Jonny Bairstow during day two of the 2nd Test at Newlands Stadium on January 3, 2016 in Cape Town, South Africa.

Fake controversy has stemmed from both sides of the world after the second Ashes Test at Lord's.

It has led to coach Brendon McCullum suggesting the English won't be having a beer anytime soon with the victorious Australians, and for captain Ben Stokes to suggest he would have withdrawn an appeal.

We don't need to tell you what happened. Mitchell Starc took a catch one day that was disputed heavily, and then Jonny Bairstow was stumped on the next, walking out of his crease at the end of an over so quickly that the umpires hadn't even managed to call over.

Full disclosure, I've been umpiring cricket for the best part of eight years, and I'm here to tell you definitively that there was not a single ounce of controversy at Lord's.

In fact, the closest controversy got was when the on-field umpires decided they needed to send Jonny Bairstow's stumping upstairs - he was out of his crease by a distance great enough to be seen from the moon.

Firstly, Mitchell Starc's catch.

Australians have forgotten rather quickly just how much whinging occurred from this side of the world at the end of Day 4 with social media full of accusations at English supporters after Day 5.

Starc was ruled to have not held a chance in the outfield on English batsman Ben Duckett at the end of Day 4.

And despite one claim I read suggesting "Marais Erasmus should never be allowed to umpire again," the simple fact is that he got the decision 100 per cent right based on the laws of the game.

The caught law stipulates the ball must not hit the ground at any point before the catch is completed.

Law 33.3 clarifies that a catch is:

"The act of making a catch shall start from the time when the ball first comes into contact with a fielder's person and shall end when a fielder obtains complete control over both the ball and his/her own movement."

Starc never had control of his own movement before the ball hit the ground. He was always on the move, then falling or sliding to the ground.

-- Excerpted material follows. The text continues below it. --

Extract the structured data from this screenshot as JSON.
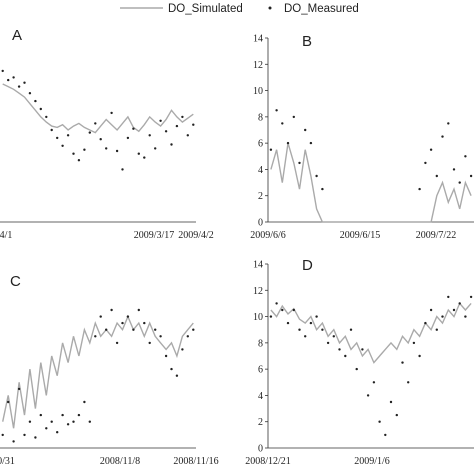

The laws of the game are frankly what they need to be. Starc let the ball hit the grass before completing the catch, and there is a very real chance that if he had of turned his arm around to avoid that result, the ball would have bobbled out of his grasp when his elbow made contact with the ground.

That is a basic happening which has been seen time and time again, but by keeping his hand facing down, Starc essentially used the ground to complete the catch.

There is simply no way that it can be a catch, and while some get the point, the fact of the matter is, social media was filled with insults at the umpires and English fans telling Australians that "the laws are the laws."

But boy was the shoe on the other foot during Day 5.

Jonny Bairstow, batting in a horror situation for the English as they looked to rescue the game and secure what would have been the unlikeliest of victories, elected to leave his crease almost immediately at the end of an over.

The ball was never dead though. Alex Carey didn't have time to adjust into anything other than an underarm at the stumps, with the bails coming off and Bairstow - hilariously for Australian fans and not so much for English ones - walking off down the pitch like he was on his casual Sunday stroll to pick up the morning coffee.

Like in the caught law, the laws which govern when the ball shall become dead are also exceptionally clear.

Under law 20, the ball is dead when the ball is "finally settled" in the hands of the wicket-keeper or bowler, or when it has become clear to the bowler's end umpire that both the fielding side and batting side have ceased to regard it in play.

Evidently, the Australians never ceased to regard it as in play on the Bairstow dismissal, with Carey throwing the stumps down, and nor was the ball ever finally settled.

Carey never once delayed his movement in collecting the ball and under-arming it back at the stumps.

Ultimately though, it's a matter of opinion for the umpire, who is the only person on the ground, or the planet, watching the game that matters, and in this instance, he believed the ball was still live.

As a batsman, the first thing you are taught is to stay in your crease until the ball is clearly dead, or until a call of over is made.

That didn't happen for Bairstow, and he paid the price with his wicket.

It's easy to take the moral high ground when you're on the wrong side of events, as England were overnight, with Stokes and McCullum both screaming blue murder at the Australians and anyone else who would listen.

Examples have quickly come out regarding when either England or McCullum have attempted similar in recent, or not-so-recent times.

England themselves ran out New Zealander Colin de Grandhomme in similar fashion last year after an LBW shout, with the nation electing not to withdraw the appeal, as Stokes suggested he would have at the end of play on Day 5.

McCullum himself ran out Muttiah Muralitharan during his own career as he stepped out of his crease to celebrate a century to Kumar Sangakkara. It's not the only time he did it either, with at least two other accounts of similar behaviour from the former New Zealand keeper surfacing during his career.

This isn't a hit piece on McCullum or the English, but it's hard not to mention given the comments directed at the Australians last night, when all the visitors did was play within the laws of the game, which was then officiated to the letter of the law book by the umpiring team.